Tasavvufî Eserlerde “Helâk ve Hüsrân” İfadelerinin Edeb Konusunda Kullanılmasının Maksadı Nedir?
Bâzı tasavvufî eserlerde edeble ilgili meselelerde “helâk ve hüs-rân” tehdîdi taşıyan ifâdeler geçiyor. Büyük günahlar için kullanı-lan bu tehdîdlerin edeb konusunda kullanılmasından maksad nedir?
Tasavvufu “edebden ibârettir?” diye târif edenler vardır. Tasavvufta edeb, kişinin hayâtını sünnet çizgisinde yaşaması için bir ölçüdür. Kişinin utanılacak davranışlardan uzak durması demektir.
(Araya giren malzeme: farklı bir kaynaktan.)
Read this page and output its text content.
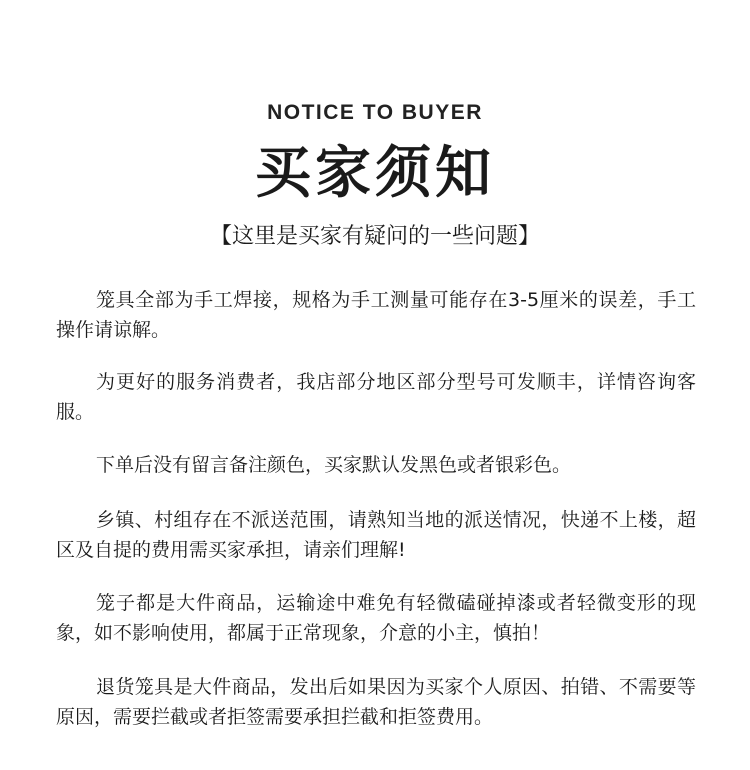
NOTICE TO BUYER
买家须知
【这里是买家有疑问的一些问题】

笼具全部为手工焊接，规格为手工测量可能存在3-5厘米的误差，手工操作请谅解。

为更好的服务消费者，我店部分地区部分型号可发顺丰，详情咨询客服。

下单后没有留言备注颜色，买家默认发黑色或者银彩色。

乡镇、村组存在不派送范围，请熟知当地的派送情况，快递不上楼，超区及自提的费用需买家承担，请亲们理解!

笼子都是大件商品，运输途中难免有轻微磕碰掉漆或者轻微变形的现象，如不影响使用，都属于正常现象，介意的小主，慎拍！

退货笼具是大件商品，发出后如果因为买家个人原因、拍错、不需要等原因，需要拦截或者拒签需要承担拦截和拒签费用。
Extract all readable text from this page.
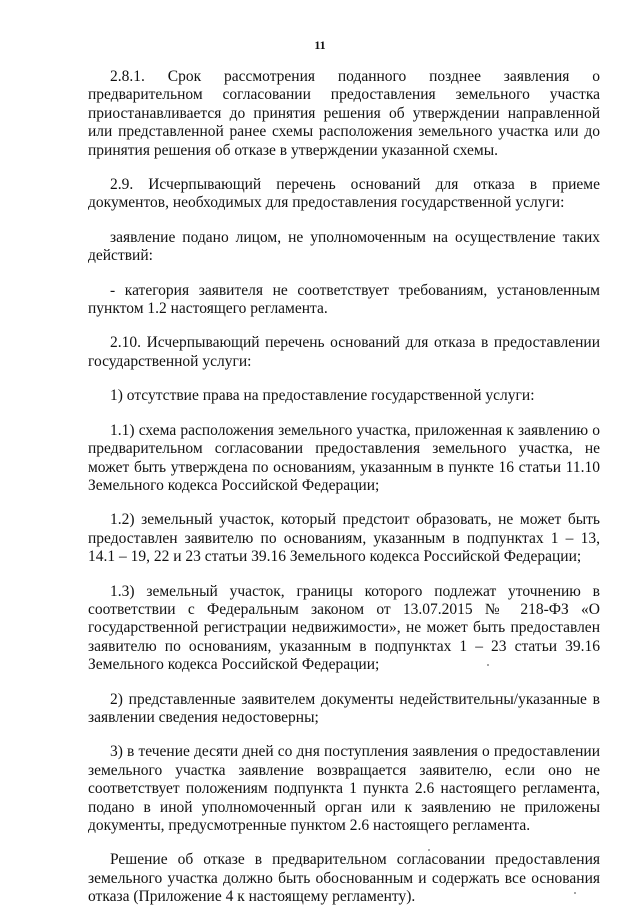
11

2.8.1. Срок рассмотрения поданного позднее заявления о предварительном согласовании предоставления земельного участка приостанавливается до принятия решения об утверждении направленной или представленной ранее схемы расположения земельного участка или до принятия решения об отказе в утверждении указанной схемы.

2.9. Исчерпывающий перечень оснований для отказа в приеме документов, необходимых для предоставления государственной услуги:

заявление подано лицом, не уполномоченным на осуществление таких действий:

- категория заявителя не соответствует требованиям, установленным пунктом 1.2 настоящего регламента.

2.10. Исчерпывающий перечень оснований для отказа в предоставлении государственной услуги:

1) отсутствие права на предоставление государственной услуги:

1.1) схема расположения земельного участка, приложенная к заявлению о предварительном согласовании предоставления земельного участка, не может быть утверждена по основаниям, указанным в пункте 16 статьи 11.10 Земельного кодекса Российской Федерации;

1.2) земельный участок, который предстоит образовать, не может быть предоставлен заявителю по основаниям, указанным в подпунктах 1 – 13, 14.1 – 19, 22 и 23 статьи 39.16 Земельного кодекса Российской Федерации;

1.3) земельный участок, границы которого подлежат уточнению в соответствии с Федеральным законом от 13.07.2015 № 218-ФЗ «О государственной регистрации недвижимости», не может быть предоставлен заявителю по основаниям, указанным в подпунктах 1 – 23 статьи 39.16 Земельного кодекса Российской Федерации;

2) представленные заявителем документы недействительны/указанные в заявлении сведения недостоверны;

3) в течение десяти дней со дня поступления заявления о предоставлении земельного участка заявление возвращается заявителю, если оно не соответствует положениям подпункта 1 пункта 2.6 настоящего регламента, подано в иной уполномоченный орган или к заявлению не приложены документы, предусмотренные пунктом 2.6 настоящего регламента.

Решение об отказе в предварительном согласовании предоставления земельного участка должно быть обоснованным и содержать все основания отказа (Приложение 4 к настоящему регламенту).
Edeb, nâfile, sünnet, vâcib ve farz hükümlerini iç içe sur veya halkalar gibi düşünürsek; en iç kısımda edeb, en dışta da farzlar bulunur. İnsan edebden başlayarak sur ve sınırları aşıp halkalardan dışarı taştıkça en son farz sınırına kadar ulaşacaktır. Sûfîler işi sıkı tutup kişileri edeb çizgisini bile atlatmadan yaşamaya alıştırmayı hedefliyorlar. Bu yüzden edeb konusundaki bir ihmâl, safha safha en sonuncudaki ihmâle vâbeste olacağı için hüsrân tehdîdiyle karşılanıyor. Bu tür tehdîd ifâdesi taşıyan sözler, halkı fazîletlere teşvîk için söylenmiş, belki biraz mübâlağa özelliği taşıyan şeylerdir, ama hedefi bellidir. İnsanları edeb ve kerâhet konusunda sıkı ve diri tutarak gevşeyip pörsümelerine meydan vermemektir.
Ancak bu konuda aşırıya gidilmesi de uygun değildir. Bir âdâbı terketti diye kişinin hüsrâna uğrayacağının söylenmesi, psikolojisini bozabilir. Bu kelimelerin ulu orta kullanılması uygun değildir.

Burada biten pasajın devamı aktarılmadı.